Fitch’s Paradox of Knowability

What is Fitch’s Paradox of Knowability?

Fitch’s Paradox of Knowability is a puzzle about what we can know. Imagine that there is a huge library with all the facts about the universe. Some books are read by people, and some are not. Now, suppose someone claimed that even the unread books could be read – every single truth in the library was available for someone to eventually learn. But here’s the twist: if every truth could be known, then why are there still unread books? Shouldn’t they all be read by now if they can be known? The paradox comes from this confusing situation. We expect some books to be left unread, but the claim that every truth can be known seems to say they should all be read. This is what creates the puzzle: the belief that every fact can be discovered conflicts with the fact that some truths are still unknown.

Fitch’s Paradox of Knowability is like saying that every secret can be figured out, but then finding out that if this were true, there wouldn’t be any secrets left. But there are still secrets, which makes it a riddle.

It’s like a math problem that doesn’t add up. You have two ideas that seem good on their own — one, that every true thing can be known, and two, that there are true things nobody knows. Yet when you put them together, they don’t work out, because they suggest if one thing is correct, the other one can’t be.


The paradox gets its name from Frederic Fitch, who first described this complex problem in 1963. He wanted to show what happens when you take the thought “every truth is possible to know” to its extreme conclusion. Fitch made a logical proof like a math formula, but he used ideas instead of numbers. He found that this friendly thought led to a strange result: if every true thing could be known, this would mean that every true thing was already known, which is clearly not true because we’re always discovering new things.

Key Arguments

  • The Knowability Thesis: This is the thought that for any truth, it is possible for someone to know it. We like this idea because it gives hope that with enough time or smart thinking, no truth is out of reach.
  • Verifiability Principle: This idea is connected to the Knowability Thesis. It says that the value of a statement comes from whether we can check if it’s true or false. If we can’t check it, then the statement doesn’t really say anything. The paradox challenges this idea.
  • Fitch’s Argument: Fitch used logic to show that if every truth could be known, all truths would actually be known already. But we know that’s not right because every day, people are finding out new things.

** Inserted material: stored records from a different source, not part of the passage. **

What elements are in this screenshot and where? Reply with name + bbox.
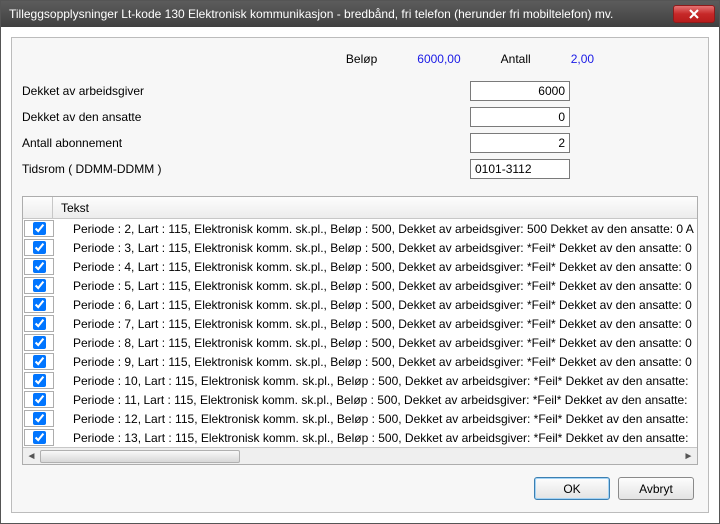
row-checkbox[interactable] [33, 298, 46, 311]
table-row[interactable]: Periode : 6, Lart : 115, Elektronisk kom… [23, 295, 697, 314]
row-checkbox-cell [24, 315, 54, 332]
grid-header-check-col [23, 197, 53, 218]
table-row[interactable]: Periode : 7, Lart : 115, Elektronisk kom… [23, 314, 697, 333]
row-checkbox[interactable] [33, 412, 46, 425]
dekket-ansatte-label: Dekket av den ansatte [22, 110, 322, 124]
row-checkbox-cell [24, 296, 54, 313]
row-checkbox[interactable] [33, 260, 46, 273]
table-row[interactable]: Periode : 12, Lart : 115, Elektronisk ko… [23, 409, 697, 428]
row-checkbox-cell [24, 239, 54, 256]
row-checkbox-cell [24, 220, 54, 237]
row-text: Periode : 6, Lart : 115, Elektronisk kom… [55, 298, 697, 312]
cancel-button[interactable]: Avbryt [618, 477, 694, 500]
dialog-window: Tilleggsopplysninger Lt-kode 130 Elektro… [0, 0, 720, 524]
summary-row: Beløp 6000,00 Antall 2,00 [22, 46, 698, 78]
client-area: Beløp 6000,00 Antall 2,00 Dekket av arbe… [1, 27, 719, 523]
row-text: Periode : 5, Lart : 115, Elektronisk kom… [55, 279, 697, 293]
row-checkbox[interactable] [33, 241, 46, 254]
scroll-left-arrow-icon[interactable]: ◄ [23, 449, 40, 464]
grid-header-text-col: Tekst [53, 201, 697, 215]
table-row[interactable]: Periode : 9, Lart : 115, Elektronisk kom… [23, 352, 697, 371]
horizontal-scrollbar[interactable]: ◄ ► [23, 447, 697, 464]
row-checkbox-cell [24, 353, 54, 370]
row-checkbox[interactable] [33, 374, 46, 387]
belop-value: 6000,00 [417, 52, 460, 66]
antall-label: Antall [501, 52, 531, 66]
belop-label: Beløp [346, 52, 377, 66]
row-text: Periode : 3, Lart : 115, Elektronisk kom… [55, 241, 697, 255]
main-panel: Beløp 6000,00 Antall 2,00 Dekket av arbe… [11, 37, 709, 513]
tidsrom-input[interactable] [470, 159, 570, 179]
row-text: Periode : 11, Lart : 115, Elektronisk ko… [55, 393, 697, 407]
scroll-thumb[interactable] [40, 450, 240, 463]
ok-button[interactable]: OK [534, 477, 610, 500]
row-checkbox[interactable] [33, 222, 46, 235]
grid: Tekst Periode : 2, Lart : 115, Elektroni… [22, 196, 698, 465]
row-checkbox[interactable] [33, 431, 46, 444]
row-text: Periode : 9, Lart : 115, Elektronisk kom… [55, 355, 697, 369]
row-checkbox-cell [24, 429, 54, 446]
button-row: OK Avbryt [22, 465, 698, 504]
antall-abonnement-label: Antall abonnement [22, 136, 322, 150]
window-title: Tilleggsopplysninger Lt-kode 130 Elektro… [1, 7, 669, 21]
dekket-arbeidsgiver-input[interactable] [470, 81, 570, 101]
antall-abonnement-input[interactable] [470, 133, 570, 153]
row-text: Periode : 8, Lart : 115, Elektronisk kom… [55, 336, 697, 350]
table-row[interactable]: Periode : 8, Lart : 115, Elektronisk kom… [23, 333, 697, 352]
row-text: Periode : 10, Lart : 115, Elektronisk ko… [55, 374, 697, 388]
table-row[interactable]: Periode : 10, Lart : 115, Elektronisk ko… [23, 371, 697, 390]
row-checkbox-cell [24, 410, 54, 427]
table-row[interactable]: Periode : 13, Lart : 115, Elektronisk ko… [23, 428, 697, 447]
row-checkbox[interactable] [33, 279, 46, 292]
row-text: Periode : 7, Lart : 115, Elektronisk kom… [55, 317, 697, 331]
row-checkbox[interactable] [33, 393, 46, 406]
row-checkbox-cell [24, 372, 54, 389]
dekket-arbeidsgiver-label: Dekket av arbeidsgiver [22, 84, 322, 98]
row-checkbox[interactable] [33, 355, 46, 368]
close-button[interactable] [673, 5, 715, 23]
grid-header: Tekst [23, 197, 697, 219]
tidsrom-label: Tidsrom ( DDMM-DDMM ) [22, 162, 322, 176]
row-checkbox-cell [24, 277, 54, 294]
row-checkbox[interactable] [33, 336, 46, 349]
row-text: Periode : 12, Lart : 115, Elektronisk ko… [55, 412, 697, 426]
dekket-ansatte-input[interactable] [470, 107, 570, 127]
antall-value: 2,00 [571, 52, 594, 66]
table-row[interactable]: Periode : 11, Lart : 115, Elektronisk ko… [23, 390, 697, 409]
row-checkbox-cell [24, 334, 54, 351]
row-text: Periode : 4, Lart : 115, Elektronisk kom… [55, 260, 697, 274]
row-text: Periode : 2, Lart : 115, Elektronisk kom… [55, 222, 697, 236]
row-text: Periode : 13, Lart : 115, Elektronisk ko… [55, 431, 697, 445]
grid-body: Periode : 2, Lart : 115, Elektronisk kom… [23, 219, 697, 447]
row-checkbox[interactable] [33, 317, 46, 330]
row-checkbox-cell [24, 391, 54, 408]
table-row[interactable]: Periode : 3, Lart : 115, Elektronisk kom… [23, 238, 697, 257]
title-bar: Tilleggsopplysninger Lt-kode 130 Elektro… [1, 1, 719, 27]
row-checkbox-cell [24, 258, 54, 275]
table-row[interactable]: Periode : 2, Lart : 115, Elektronisk kom… [23, 219, 697, 238]
close-icon [689, 9, 699, 19]
table-row[interactable]: Periode : 5, Lart : 115, Elektronisk kom… [23, 276, 697, 295]
scroll-right-arrow-icon[interactable]: ► [680, 449, 697, 464]
table-row[interactable]: Periode : 4, Lart : 115, Elektronisk kom… [23, 257, 697, 276]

Answer or Resolution (if any)

So far, no one has found a clear solution to this paradox that everyone agrees on. Some people have suggested maybe not all truths are meant to be known. Others think that maybe we’re just confused about what ‘truth’ and ‘knowability’ really mean, and that’s why it seems like a contradiction.

Major Criticism

One of the big criticisms is that the paradox mixes up the possibility of knowing something with actually knowing it. They say just because something can be known doesn’t mean it will be. They also think that maybe the paradox comes from trying to use a certain type of logic, modal logic, in a way it’s not supposed to be used when talking about knowledge and truth.

Practical Applications

The paradox might sound like it is just for people who like to think about tricky ideas, but it actually comes up in real life:

  • Philosophy of Science: It makes scientists think about whether there could be things they can’t ever know, no matter how hard they try.
  • Information Theory: In a world where we think any information can be found online, the paradox pushes us to question whether there might be limits to what we can find out.
  • Security and Privacy: If being able to know something means it will definitely be known, then we really have to think about keeping private things safe because the paradox suggests there is no guaranteed privacy.

Related Topics

  • Epistemology: This is the study of knowledge. It looks at what knowledge is, how we get it, and how we know we have it. Fitch’s Paradox fits right in because it’s all about the limits of what can be known.
  • Modal Logic: A type of logic that talks about what’s possible and necessary. The paradox uses this kind of thinking to create its puzzle.
  • Anti-Realism: This is the idea that the world is not composed of things that exist independently of our thoughts and perceptions. The paradox supports anti-realism by suggesting some truths might never be known.

Why is it Important?

It’s easy to think that Fitch’s Paradox is just for brainy types who like to talk about deep things. But it actually affects all of us. Every time we search for answers, learn new things, or keep secrets, we’re dealing with the ideas at the center of the paradox. It makes us wonder about the limits of what humans can understand. This is important because it affects how we learn and grow. It makes us ask: Are there some things we’re just not meant to know? This isn’t just a thought experiment; it’s about how we live our lives and how we deal with not knowing everything.


In summary, Fitch’s Paradox of Knowability gets us into a twisty problem about truth and knowledge. On one hand, we have the hopeful idea that all truths are possible to know. On the other, we hit the wall of the unknown – truths no one has discovered yet. This isn’t just a puzzle on paper. It pops up in science, information, and even in personal privacy. Thinking about this paradox gives our brains a workout and reminds us of a big question: What does it really mean to know something? Whether we’re trying to solve the paradox, criticize it, or find it in real life, it keeps us on our toes and thinking about the mysteries of knowing and the unknown.